Since it only counts paid Steam purchases, it works especially great with niche genres. The steam review percentage doesn't correspond to what fraction of people like the game, it corresponds to what fraction of people who looked at the game and thought it interesting enough to spend money on liked it. (it works less well when the game has a divisive feature that doesn't neatly cleave across genre lines, such as any game with timers getting like a -10% to the review score)
My one big issue with the steam store is not with the reviews, but that recommendations of similar games seem to weigh popularity way more than similarity. Though I don't think there's a magic fix to discoverability, there is just too games coming out for that.
I'm not claiming these are some new revolutionary ideas, I'm pointing out why a simple ratio of positive/negative reviews don't work in a competitive and saturated environment like this.
This is a hard problem to solve and Valve has clearly thought about this quite a bit and their system is decent.

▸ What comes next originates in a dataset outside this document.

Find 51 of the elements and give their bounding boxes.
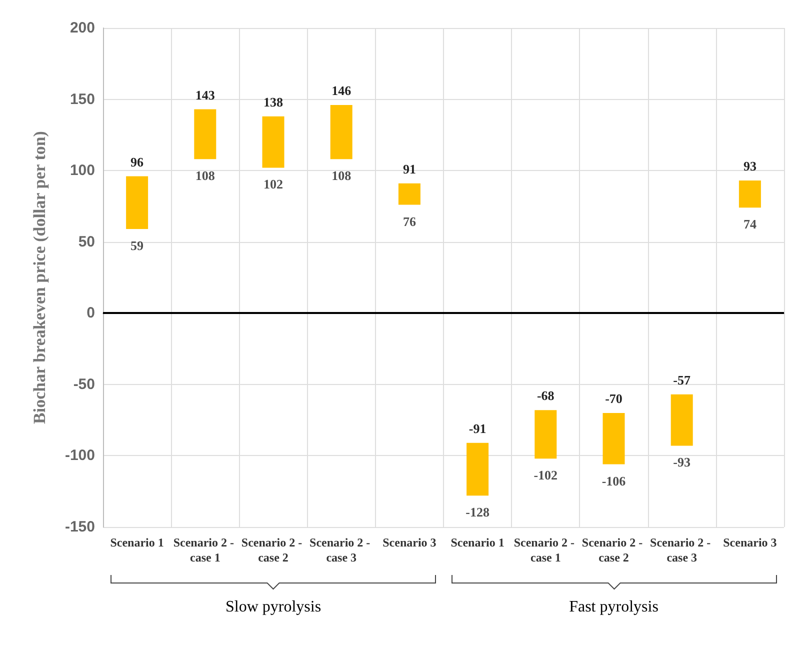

When there are a lot of purchases, sure, but initially you can spend part of your marketing budget gifting keys to sympathetic people, which people do.
Gifting keys to sympathetic people is free, you can just generate keys for your own game. But those don't count towards the review score. Review manipulation requires buying the game from dummy steam accounts with actual money and probably obfuscated payment methods. Which is not to say it doesn't happen, but there is a pretty clear line between marketing and probably steam tos violating review purchasing.
When there is pretty much 0% chance of discovery there isn't much of a difference. This is rampant on all major online marketplaces with user reviews as well as social media.